Вопрос не такой уж глупый, как кажется. Я задумываюсь над ним.
– Я четко сформулировал ей то, чего я не хочу, – говорю я наконец. – Теперь я должен сказать ей, чего я хочу.
– А ты знаешь, чего ты хочешь?
– Теперь да.
– И что это?
– Ее, – отвечаю я тихим голосом, обращаясь, скорее, к самому себе. – Потому что все эти недели я скучал по ней. Потому что без нее я сам не свой. Потому что она нужна мне.
– То есть ты хочешь сказать, что в конце концов ты готов предложить ей себя в качестве будущего идеального жениха?
– Да, я готов даже на такой риск, – признаюсь.
Его изумляет мой серьезный тон, и он долго молча всматривается в меня. Потом пожимает плечами и поднимает горшочек с ромом.

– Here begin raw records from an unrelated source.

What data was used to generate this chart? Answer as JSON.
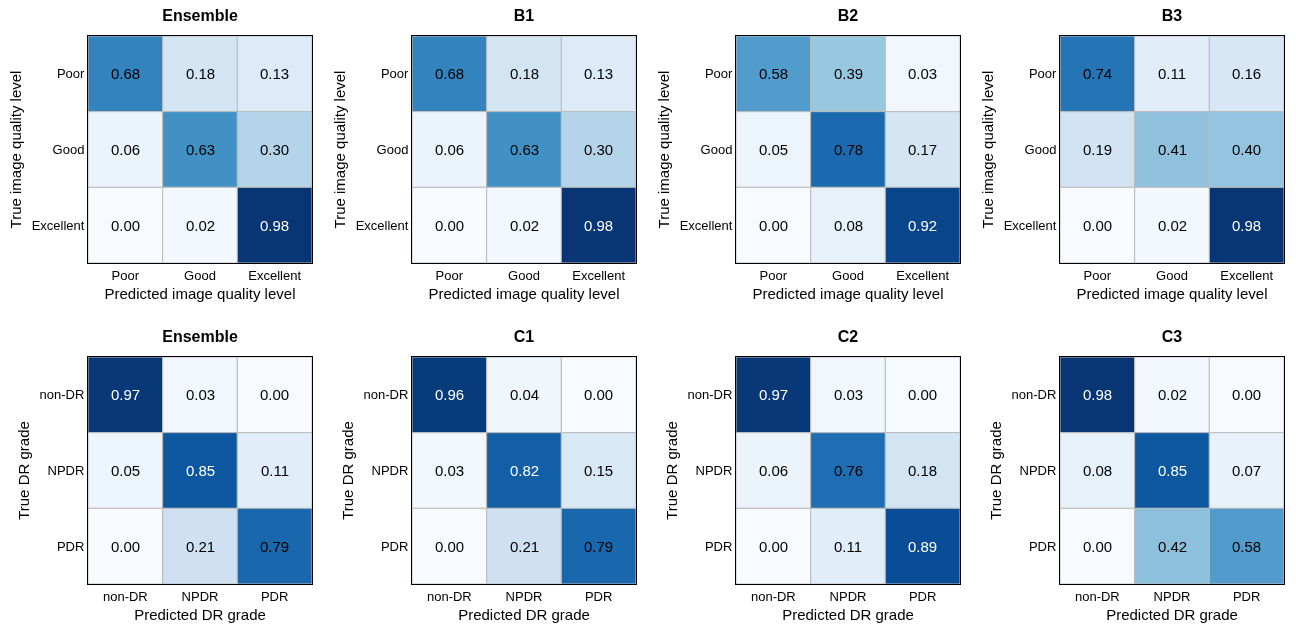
{
  "chart_data": [
    {
      "type": "heatmap",
      "title": "Ensemble",
      "xlabel": "Predicted image quality level",
      "ylabel": "True image quality level",
      "categories": [
        "Poor",
        "Good",
        "Excellent"
      ],
      "y_categories": [
        "Poor",
        "Good",
        "Excellent"
      ],
      "cells": [
        [
          0.68,
          0.18,
          0.13
        ],
        [
          0.06,
          0.63,
          0.3
        ],
        [
          0.0,
          0.02,
          0.98
        ]
      ],
      "cell_labels": [
        [
          "0.68",
          "0.18",
          "0.13"
        ],
        [
          "0.06",
          "0.63",
          "0.30"
        ],
        [
          "0.00",
          "0.02",
          "0.98"
        ]
      ]
    },
    {
      "type": "heatmap",
      "title": "B1",
      "xlabel": "Predicted image quality level",
      "ylabel": "True image quality level",
      "categories": [
        "Poor",
        "Good",
        "Excellent"
      ],
      "y_categories": [
        "Poor",
        "Good",
        "Excellent"
      ],
      "cells": [
        [
          0.68,
          0.18,
          0.13
        ],
        [
          0.06,
          0.63,
          0.3
        ],
        [
          0.0,
          0.02,
          0.98
        ]
      ],
      "cell_labels": [
        [
          "0.68",
          "0.18",
          "0.13"
        ],
        [
          "0.06",
          "0.63",
          "0.30"
        ],
        [
          "0.00",
          "0.02",
          "0.98"
        ]
      ]
    },
    {
      "type": "heatmap",
      "title": "B2",
      "xlabel": "Predicted image quality level",
      "ylabel": "True image quality level",
      "categories": [
        "Poor",
        "Good",
        "Excellent"
      ],
      "y_categories": [
        "Poor",
        "Good",
        "Excellent"
      ],
      "cells": [
        [
          0.58,
          0.39,
          0.03
        ],
        [
          0.05,
          0.78,
          0.17
        ],
        [
          0.0,
          0.08,
          0.92
        ]
      ],
      "cell_labels": [
        [
          "0.58",
          "0.39",
          "0.03"
        ],
        [
          "0.05",
          "0.78",
          "0.17"
        ],
        [
          "0.00",
          "0.08",
          "0.92"
        ]
      ]
    },
    {
      "type": "heatmap",
      "title": "B3",
      "xlabel": "Predicted image quality level",
      "ylabel": "True image quality level",
      "categories": [
        "Poor",
        "Good",
        "Excellent"
      ],
      "y_categories": [
        "Poor",
        "Good",
        "Excellent"
      ],
      "cells": [
        [
          0.74,
          0.11,
          0.16
        ],
        [
          0.19,
          0.41,
          0.4
        ],
        [
          0.0,
          0.02,
          0.98
        ]
      ],
      "cell_labels": [
        [
          "0.74",
          "0.11",
          "0.16"
        ],
        [
          "0.19",
          "0.41",
          "0.40"
        ],
        [
          "0.00",
          "0.02",
          "0.98"
        ]
      ]
    },
    {
      "type": "heatmap",
      "title": "Ensemble",
      "xlabel": "Predicted DR grade",
      "ylabel": "True DR grade",
      "categories": [
        "non-DR",
        "NPDR",
        "PDR"
      ],
      "y_categories": [
        "non-DR",
        "NPDR",
        "PDR"
      ],
      "cells": [
        [
          0.97,
          0.03,
          0.0
        ],
        [
          0.05,
          0.85,
          0.11
        ],
        [
          0.0,
          0.21,
          0.79
        ]
      ],
      "cell_labels": [
        [
          "0.97",
          "0.03",
          "0.00"
        ],
        [
          "0.05",
          "0.85",
          "0.11"
        ],
        [
          "0.00",
          "0.21",
          "0.79"
        ]
      ]
    },
    {
      "type": "heatmap",
      "title": "C1",
      "xlabel": "Predicted DR grade",
      "ylabel": "True DR grade",
      "categories": [
        "non-DR",
        "NPDR",
        "PDR"
      ],
      "y_categories": [
        "non-DR",
        "NPDR",
        "PDR"
      ],
      "cells": [
        [
          0.96,
          0.04,
          0.0
        ],
        [
          0.03,
          0.82,
          0.15
        ],
        [
          0.0,
          0.21,
          0.79
        ]
      ],
      "cell_labels": [
        [
          "0.96",
          "0.04",
          "0.00"
        ],
        [
          "0.03",
          "0.82",
          "0.15"
        ],
        [
          "0.00",
          "0.21",
          "0.79"
        ]
      ]
    },
    {
      "type": "heatmap",
      "title": "C2",
      "xlabel": "Predicted DR grade",
      "ylabel": "True DR grade",
      "categories": [
        "non-DR",
        "NPDR",
        "PDR"
      ],
      "y_categories": [
        "non-DR",
        "NPDR",
        "PDR"
      ],
      "cells": [
        [
          0.97,
          0.03,
          0.0
        ],
        [
          0.06,
          0.76,
          0.18
        ],
        [
          0.0,
          0.11,
          0.89
        ]
      ],
      "cell_labels": [
        [
          "0.97",
          "0.03",
          "0.00"
        ],
        [
          "0.06",
          "0.76",
          "0.18"
        ],
        [
          "0.00",
          "0.11",
          "0.89"
        ]
      ]
    },
    {
      "type": "heatmap",
      "title": "C3",
      "xlabel": "Predicted DR grade",
      "ylabel": "True DR grade",
      "categories": [
        "non-DR",
        "NPDR",
        "PDR"
      ],
      "y_categories": [
        "non-DR",
        "NPDR",
        "PDR"
      ],
      "cells": [
        [
          0.98,
          0.02,
          0.0
        ],
        [
          0.08,
          0.85,
          0.07
        ],
        [
          0.0,
          0.42,
          0.58
        ]
      ],
      "cell_labels": [
        [
          "0.98",
          "0.02",
          "0.00"
        ],
        [
          "0.08",
          "0.85",
          "0.07"
        ],
        [
          "0.00",
          "0.42",
          "0.58"
        ]
      ]
    }
  ]
}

– Это заслуживает тоста! – заключает он.
Пару часов спустя, допив бутылку рома, Лео, шатаясь, отправляется в свою квартиру, чтобы немного отдохнуть и собрать чемодан. Я выхожу в сад и, подставив лицо еще прохладному ветерку, гляжу на розы. Теперь, когда я вижу их в утреннем свете, они белые с легким розовым оттенком, именно такие, как и их название – New Dawn. Я засовываю руки в карманы джинсов и в одном из них натыкаюсь на твердый предмет неправильной формы.
Потому что все эти недели я скучал по ней. Потому что без нее я сам не свой. Потому что она нужна мне.
И опять моя мысль возвращается к моей статуе из старого красного дерева, которую вчера на рассвете я оставил у подножья алтаря в маленькой барочной церкви сицилийского городка. По борту основания статуи я вырезал посвящение богине и девочке, носящей ее имя, – Венере. Перед уходом я бросил последний взгляд на статую: чувственная расслабленность тела, как живые, волоски на лобке, глаза, полные истомой, – и представил себе лицо священника, который обнаружит ее. Накануне я провел всю ночь без сна, вырезая ей лодыжки, маленькие ступни, изящные ногти. Теперь она вольна идти, куда пожелает.